Q: What would happen if we stopped vaccinating?

A: Before long we would see epidemics of diseases that have disappeared or are nearly under control now. This is because the germs that cause these diseases are still around us but controlled by vaccines. Vaccine preventable diseases may be either eliminated or very uncommon, but the bacteria and viruses that cause these diseases are still present, so it is important for every child to continue to receive all recommended vaccinations.

Q: What vaccinations should every child receive?

A: The following immunizations are recommended for all children in the United States: hepatitis B, rotavirus, diphtheria, tetanus, pertussis, Haemophilus influenzae type b, pneumococcal, poliovirus, influenza, measles, mumps, rubella, chickenpox, hepatitis A, meningococcal and HPV.

Q: What about autism. Is there a link between vaccines and autism?

A: There is no scientific evidence to support the existence of a link between any vaccine and autism. In fact, many scientific studies show there is no link between vaccines and autism.

Q: I hear about different components in vaccinations that may be harmful or that I should be aware of — for example thimerosal and aluminum. What should I know about these?

A: Thimerosal is a mercury containing preservative used in some vaccines since the 1930s. There is no convincing scientific evidence of harm caused by the low doses of thimerosal used in vaccines except for minor reactions like redness and swelling that sometimes occur at the injection site. Since 2001, all vaccines recommended for children six years of age and under in the United States have been produced without thimerosal as a preservative, with the exception of inactivated influenza vaccine. There is no scientific proof of any adverse consequence from the small amount of aluminum in any vaccine.

Q: Should I delay when my child has certain vaccinations?

A: The recommended immunization schedule from the CDC and the American Academy of Pediatrics has evolved over many years with much deliberation. The recommended time for administration of each immunization is provided in this schedule. Parents should work hard to comply with the recommended schedule to be certain their children are protected against any of the vaccine preventable diseases. Parents can view the recommended immunization schedule at http://www.cdc.gov/vaccines/recs/. Any delay in administering a recommended vaccine will leave your child susceptible to that vaccine-preventable disease until the vaccine is administered.

Q: I am concerned about the influenza virus.
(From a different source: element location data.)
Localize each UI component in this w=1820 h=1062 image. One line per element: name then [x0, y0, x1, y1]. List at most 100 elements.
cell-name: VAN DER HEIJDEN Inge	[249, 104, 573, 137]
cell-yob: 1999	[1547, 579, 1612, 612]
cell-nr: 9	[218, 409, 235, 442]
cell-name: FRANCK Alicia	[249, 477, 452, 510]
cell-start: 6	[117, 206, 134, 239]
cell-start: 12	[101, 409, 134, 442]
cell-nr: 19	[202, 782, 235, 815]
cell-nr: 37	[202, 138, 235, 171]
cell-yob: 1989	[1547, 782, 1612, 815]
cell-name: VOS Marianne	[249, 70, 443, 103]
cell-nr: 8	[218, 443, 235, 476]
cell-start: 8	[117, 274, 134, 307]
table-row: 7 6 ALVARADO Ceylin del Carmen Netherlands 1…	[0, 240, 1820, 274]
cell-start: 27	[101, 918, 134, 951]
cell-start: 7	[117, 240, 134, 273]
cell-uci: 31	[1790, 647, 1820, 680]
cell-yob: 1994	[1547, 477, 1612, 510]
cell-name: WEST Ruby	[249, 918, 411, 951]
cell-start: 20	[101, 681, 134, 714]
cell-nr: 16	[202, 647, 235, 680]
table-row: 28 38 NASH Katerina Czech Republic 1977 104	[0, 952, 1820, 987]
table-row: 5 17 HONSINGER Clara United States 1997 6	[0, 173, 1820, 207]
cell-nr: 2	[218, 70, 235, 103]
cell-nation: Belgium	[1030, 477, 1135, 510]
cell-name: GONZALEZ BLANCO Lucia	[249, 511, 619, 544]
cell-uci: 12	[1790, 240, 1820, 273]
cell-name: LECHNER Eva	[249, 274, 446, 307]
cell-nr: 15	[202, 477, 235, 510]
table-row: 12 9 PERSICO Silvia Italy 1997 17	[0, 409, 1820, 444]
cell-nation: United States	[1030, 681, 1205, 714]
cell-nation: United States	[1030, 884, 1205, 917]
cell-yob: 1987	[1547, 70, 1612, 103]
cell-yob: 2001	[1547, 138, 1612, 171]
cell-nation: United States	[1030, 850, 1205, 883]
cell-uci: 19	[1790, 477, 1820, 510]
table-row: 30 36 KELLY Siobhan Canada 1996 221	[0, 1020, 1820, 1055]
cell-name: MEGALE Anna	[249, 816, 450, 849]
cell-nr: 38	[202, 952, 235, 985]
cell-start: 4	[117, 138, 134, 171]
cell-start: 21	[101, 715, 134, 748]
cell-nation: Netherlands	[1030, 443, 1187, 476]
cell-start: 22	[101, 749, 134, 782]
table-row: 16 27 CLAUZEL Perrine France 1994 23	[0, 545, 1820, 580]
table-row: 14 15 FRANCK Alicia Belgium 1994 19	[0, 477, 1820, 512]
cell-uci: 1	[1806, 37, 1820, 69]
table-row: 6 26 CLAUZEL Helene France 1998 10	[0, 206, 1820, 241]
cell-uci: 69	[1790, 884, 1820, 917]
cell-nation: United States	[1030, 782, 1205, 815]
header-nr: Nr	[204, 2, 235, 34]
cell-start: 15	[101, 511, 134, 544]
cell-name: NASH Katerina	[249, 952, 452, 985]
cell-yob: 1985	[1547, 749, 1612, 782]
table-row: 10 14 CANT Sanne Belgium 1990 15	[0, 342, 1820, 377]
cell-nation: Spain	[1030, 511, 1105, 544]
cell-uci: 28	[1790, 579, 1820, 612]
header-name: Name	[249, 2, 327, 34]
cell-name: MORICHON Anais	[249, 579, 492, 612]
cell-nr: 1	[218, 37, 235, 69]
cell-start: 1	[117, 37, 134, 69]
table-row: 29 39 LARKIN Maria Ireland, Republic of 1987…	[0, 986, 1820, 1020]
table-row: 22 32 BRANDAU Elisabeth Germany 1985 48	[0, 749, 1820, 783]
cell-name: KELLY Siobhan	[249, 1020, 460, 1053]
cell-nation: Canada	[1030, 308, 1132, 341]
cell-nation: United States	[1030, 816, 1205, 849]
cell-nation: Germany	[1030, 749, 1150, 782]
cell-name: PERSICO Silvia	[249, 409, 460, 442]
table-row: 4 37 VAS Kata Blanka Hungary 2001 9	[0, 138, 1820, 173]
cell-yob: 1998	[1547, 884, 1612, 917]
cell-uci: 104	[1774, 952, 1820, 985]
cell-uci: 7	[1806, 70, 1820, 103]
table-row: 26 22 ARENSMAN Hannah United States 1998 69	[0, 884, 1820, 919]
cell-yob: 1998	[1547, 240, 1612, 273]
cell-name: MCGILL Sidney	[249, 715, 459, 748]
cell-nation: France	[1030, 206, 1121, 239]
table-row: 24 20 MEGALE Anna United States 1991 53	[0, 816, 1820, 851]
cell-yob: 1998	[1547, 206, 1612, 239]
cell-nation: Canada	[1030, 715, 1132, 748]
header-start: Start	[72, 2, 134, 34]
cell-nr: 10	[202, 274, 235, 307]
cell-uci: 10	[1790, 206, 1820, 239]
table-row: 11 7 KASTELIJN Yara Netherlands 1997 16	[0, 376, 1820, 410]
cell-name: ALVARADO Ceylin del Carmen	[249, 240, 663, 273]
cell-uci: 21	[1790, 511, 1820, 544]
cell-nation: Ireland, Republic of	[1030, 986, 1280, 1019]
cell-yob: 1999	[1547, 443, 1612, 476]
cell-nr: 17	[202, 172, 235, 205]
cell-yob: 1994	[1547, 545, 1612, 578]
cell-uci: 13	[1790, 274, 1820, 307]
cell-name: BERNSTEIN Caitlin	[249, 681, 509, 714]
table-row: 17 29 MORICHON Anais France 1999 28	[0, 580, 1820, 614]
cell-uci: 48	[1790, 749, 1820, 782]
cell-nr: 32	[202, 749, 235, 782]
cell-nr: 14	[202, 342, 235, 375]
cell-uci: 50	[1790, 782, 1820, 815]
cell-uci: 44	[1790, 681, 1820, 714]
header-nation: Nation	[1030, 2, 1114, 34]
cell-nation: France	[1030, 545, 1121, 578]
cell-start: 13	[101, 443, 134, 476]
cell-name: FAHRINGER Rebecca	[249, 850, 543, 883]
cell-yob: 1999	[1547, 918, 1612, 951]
How can I best protect myself and my child from this infection?

A: The best way to prevent the flu is by getting a flu vaccination each year. Yearly flu vaccination should begin in September or as soon as the vaccine is available and continue throughout the influenza season, into December, January, and beyond. This is because the timing and duration of influenza seasons vary. While influenza outbreaks can happen as early as October, most of the time influenza activity peaks in January or later.

In general, anyone who wants to reduce their chances of getting the flu can get vaccinated. However, certain people should get vaccinated each year either because they are at high risk of having serious flu-related complications or because they live with or care for high risk persons. It is recommended that all children aged six months up to 19 years get vaccinated each year.

Here are some steps you can take to reduce the risk of getting influenza:

  • Cover your nose and mouth with a tissue when you cough or sneeze. Throw the tissue in the trash after you use it. If a tissue is not available, you should cough into your elbow and not your hands.
  • Wash your hands with soap and water, especially after you cough or sneeze. Alcohol based hand cleansers are also effective.
  • Avoid touching your eyes, nose and mouth. Germs spread this way.
  • Try to avoid close contact with sick people.
  • Stay home if you are sick until you have been symptom-free for 24 hours. This is to keep from infecting others and spreading the virus further.